Many part-timers return year after year and have become extended family to the Rozzis. They include bankers, lawyers, firefighters, an optician—and even a professional magician, James Finkelmeier.

“It is a form of magic,” Finkelmeier said, referring to when all the carefully orchestrated parts of a fireworks show come together.

A part-time Rozzi’s shooter for 20 years, Finkelmeier, 45, often makes a nearly four-hour drive from his Cleveland-area home so he can stage Cincinnati-area events.

“At the end of the show, when you hear the crowd cheering, we’re all smiles. That’s the best part … when the last boom is gone, we hear you,” Finkelmeier said.

How the Sparks Started

Pyrotechnics have mesmerized audiences for centuries and have symbolized patriotism since America’s earliest celebrations of nationhood.

But increasing challenges confront the family-centered business model that defines the fireworks industry in the United States.

The nation’s fireworks industry was largely built by Italian American families such as the Rozzis, relying on their cultural heritage.

In the 1830s, Italians figured out how to add chemicals to produce different-colored fireworks, improving upon accidental explosive discoveries credited to the ancient Chinese, according to the Smithsonian Science Education Center.

Joe Rozzi’s great-grandfather, Paolo Rozzi, began his fireworks business in Italy in 1895. After the patriarch emigrated to the United States in 1900, he set up shop in Pennsylvania.

Three decades afterward, some of his relatives relocated to the Cincinnati area.

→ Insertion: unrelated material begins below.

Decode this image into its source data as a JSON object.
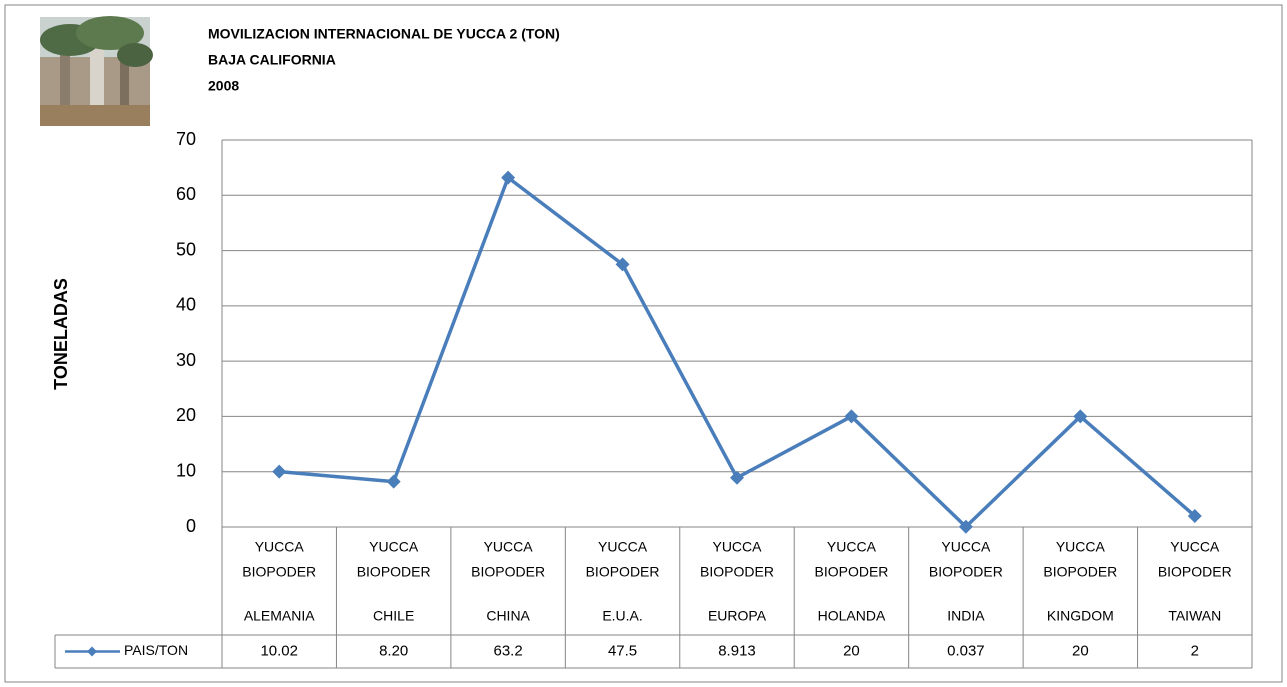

That’s where Rozzi’s Famous Fireworks and a second Rozzi company, Arthur Rozzi Pyrotechnics, continue operations.

“The Fourth of July has been special for my family, because that’s when we were always together,” Rozzi said. “We’re always working together.”

Several of his kin still lead the business. His sisters, president Nancy Rozzi and client liaison Kathy Rozzi, work at the family’s consumer-fireworks store in the Cincinnati suburb of Loveland.

Joe Rozzi’s nephew, Michael Lutz, left a Wall Street career. He now serves as vice president of finance and operations, soundtrack engineer, and pyrotechnic display designer, based at the Clinton County farm.

But Rozzi credited “all the guys, the men and women,” who work with them, noting that clusters of other families, including a pair of twin brothers and their father, work for Rozzi’s.